Какого утешения он ждал от них, Михаил Ярославич и сам не знал. Но у кого же и просить совета и помощи, как не у матери и наместника Божиего на земле? Затем князь и зашел по пути в Орду, сделав крюк, во Владимир. Кроме того, недостойно и вере противно было бы искать ханского ярлыка без благословения митрополита.
Так уж вышло по Божией милости, что, съехав накануне той ночи, когда сгорел княжий терем, на моления к иконе Владимирской Божией Матери, больше уж в Тверь Ксения Юрьевна не вернулась.
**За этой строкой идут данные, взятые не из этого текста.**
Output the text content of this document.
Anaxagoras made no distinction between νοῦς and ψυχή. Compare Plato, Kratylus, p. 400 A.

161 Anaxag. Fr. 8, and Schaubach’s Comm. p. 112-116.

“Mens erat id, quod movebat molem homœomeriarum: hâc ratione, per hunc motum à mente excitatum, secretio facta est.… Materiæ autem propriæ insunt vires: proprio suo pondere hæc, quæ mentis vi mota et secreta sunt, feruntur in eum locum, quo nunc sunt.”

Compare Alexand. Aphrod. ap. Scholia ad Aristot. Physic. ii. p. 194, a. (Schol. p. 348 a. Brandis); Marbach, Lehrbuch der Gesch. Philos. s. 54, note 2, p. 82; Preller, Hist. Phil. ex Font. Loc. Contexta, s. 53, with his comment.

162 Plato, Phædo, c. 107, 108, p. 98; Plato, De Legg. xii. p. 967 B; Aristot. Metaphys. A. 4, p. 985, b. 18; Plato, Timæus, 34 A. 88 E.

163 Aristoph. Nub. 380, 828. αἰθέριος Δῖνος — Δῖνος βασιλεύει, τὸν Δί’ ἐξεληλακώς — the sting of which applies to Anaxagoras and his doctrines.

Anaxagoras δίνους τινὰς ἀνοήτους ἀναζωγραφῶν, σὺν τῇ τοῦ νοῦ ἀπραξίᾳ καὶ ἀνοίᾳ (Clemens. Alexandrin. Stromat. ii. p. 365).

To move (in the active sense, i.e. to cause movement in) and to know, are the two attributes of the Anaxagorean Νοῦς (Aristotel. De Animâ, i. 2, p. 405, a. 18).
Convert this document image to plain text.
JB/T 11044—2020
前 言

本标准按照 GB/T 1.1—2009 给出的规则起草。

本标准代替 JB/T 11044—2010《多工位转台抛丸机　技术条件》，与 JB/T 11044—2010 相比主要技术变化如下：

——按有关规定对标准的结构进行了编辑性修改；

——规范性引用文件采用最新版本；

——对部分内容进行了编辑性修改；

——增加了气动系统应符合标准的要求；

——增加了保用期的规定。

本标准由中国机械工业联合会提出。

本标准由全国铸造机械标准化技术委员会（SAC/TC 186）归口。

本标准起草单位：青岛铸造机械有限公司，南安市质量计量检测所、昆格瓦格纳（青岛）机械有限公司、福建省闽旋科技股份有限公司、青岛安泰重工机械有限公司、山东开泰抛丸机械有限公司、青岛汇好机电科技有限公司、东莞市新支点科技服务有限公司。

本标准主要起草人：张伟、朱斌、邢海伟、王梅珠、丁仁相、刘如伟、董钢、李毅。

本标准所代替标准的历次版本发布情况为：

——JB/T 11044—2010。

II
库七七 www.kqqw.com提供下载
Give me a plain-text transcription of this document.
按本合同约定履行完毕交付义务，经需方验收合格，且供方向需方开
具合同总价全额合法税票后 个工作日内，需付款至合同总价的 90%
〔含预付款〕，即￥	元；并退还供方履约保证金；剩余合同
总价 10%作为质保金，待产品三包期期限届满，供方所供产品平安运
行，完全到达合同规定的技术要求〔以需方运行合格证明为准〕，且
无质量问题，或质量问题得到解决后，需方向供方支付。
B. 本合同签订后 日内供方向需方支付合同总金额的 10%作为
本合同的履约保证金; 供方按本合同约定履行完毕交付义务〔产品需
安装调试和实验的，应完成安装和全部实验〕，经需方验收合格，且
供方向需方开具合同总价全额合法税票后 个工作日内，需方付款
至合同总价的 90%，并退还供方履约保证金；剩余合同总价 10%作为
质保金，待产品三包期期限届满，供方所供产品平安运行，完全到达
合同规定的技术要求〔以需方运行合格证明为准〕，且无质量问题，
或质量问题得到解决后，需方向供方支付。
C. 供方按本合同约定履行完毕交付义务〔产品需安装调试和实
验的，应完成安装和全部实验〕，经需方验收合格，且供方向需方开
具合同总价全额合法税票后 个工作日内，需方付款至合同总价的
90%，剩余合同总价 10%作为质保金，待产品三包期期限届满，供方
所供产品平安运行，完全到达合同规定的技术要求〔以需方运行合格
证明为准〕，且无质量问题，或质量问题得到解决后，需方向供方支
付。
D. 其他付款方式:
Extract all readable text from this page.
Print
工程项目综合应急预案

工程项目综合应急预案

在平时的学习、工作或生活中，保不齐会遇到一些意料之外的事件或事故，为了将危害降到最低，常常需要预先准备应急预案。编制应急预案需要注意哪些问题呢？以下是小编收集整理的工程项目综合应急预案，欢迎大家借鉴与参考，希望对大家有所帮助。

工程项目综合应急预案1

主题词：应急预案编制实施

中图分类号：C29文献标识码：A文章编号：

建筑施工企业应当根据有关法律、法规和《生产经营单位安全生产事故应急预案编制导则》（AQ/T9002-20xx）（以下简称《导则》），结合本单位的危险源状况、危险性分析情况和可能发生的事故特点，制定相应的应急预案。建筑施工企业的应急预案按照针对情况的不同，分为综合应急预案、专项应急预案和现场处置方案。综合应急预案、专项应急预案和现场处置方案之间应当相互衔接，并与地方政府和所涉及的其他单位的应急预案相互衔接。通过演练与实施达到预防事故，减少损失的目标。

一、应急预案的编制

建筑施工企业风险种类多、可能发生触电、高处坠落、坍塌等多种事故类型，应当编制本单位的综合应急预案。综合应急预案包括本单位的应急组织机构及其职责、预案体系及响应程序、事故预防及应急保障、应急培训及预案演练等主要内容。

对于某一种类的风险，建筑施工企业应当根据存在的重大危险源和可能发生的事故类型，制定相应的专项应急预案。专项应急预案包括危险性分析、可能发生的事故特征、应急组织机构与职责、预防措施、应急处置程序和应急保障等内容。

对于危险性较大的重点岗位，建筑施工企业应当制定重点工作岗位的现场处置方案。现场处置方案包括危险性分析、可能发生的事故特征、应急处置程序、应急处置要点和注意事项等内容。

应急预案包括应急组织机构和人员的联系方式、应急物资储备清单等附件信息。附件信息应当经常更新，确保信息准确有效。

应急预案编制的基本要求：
Приняв схиму, чего уж давно желала ее душа, под новым именем Марии, данным ей в постриге, ныне обреталась она в Успенском монастыре.
Конечно, ничто не мешало ей так же благочестиво нести в душе веру и в Твери, как несла она ее во Владимире, однако со смертью епископа Симона Ксения Юрьевна будто осиротела духовно. Сменивший Симона новый епископ, бывший отрочский игумен Андрей, и в усердии ради Бога оставался надменен и горд. Ни в беседах с ним, ни в совместных молитвах княгиня не могла найти того высокого утешения и светлой надежды, какими дарил ее Симон. Ведь Андрей был крещенным в православную веру литвином, сыном их князя Герденя, который когда-то попал в полон к псковскому Довмонту. Может быть, разумом он и склонился к Богу, однако душой, как видела это Ксения Юрьевна, оставался тщеславным литвином. Несмотря на видимое старание, которое проявлял тот перед старой княгиней, отчего-то Ксения Юрьевна не могла довериться ему полностью, как надлежит доверяться духовнику…
Опять же, и сын к тому времени возмужал умом и сердцем настолько, что давно уже не нуждался в ее поучениях, а она, как и всякая мать, не могла от них воздержаться. И хоть Михаил не показывал виду, но Ксения Юрьевна замечала, что иногда она уже раздражает сына своими советами. Тем паче что и выслушивая ее, поступал-то он все равно по-своему. Причем чаще прав оказывался сын, а не мать. Но норов есть норов, и ей, бывало, тяжело приходилось смиряться с новым своим положением. Кроме того, как ни любила она невестку, случалось ей переживать и оттого, что ночная кукушка куковала звончее. А как иначе, по-другому ведь не бывает… Так ли, не так ли, но теперь, служа Богу и издали думая о Твери, мать Мария, во всяком случае до сего дня, была покойна и счастлива.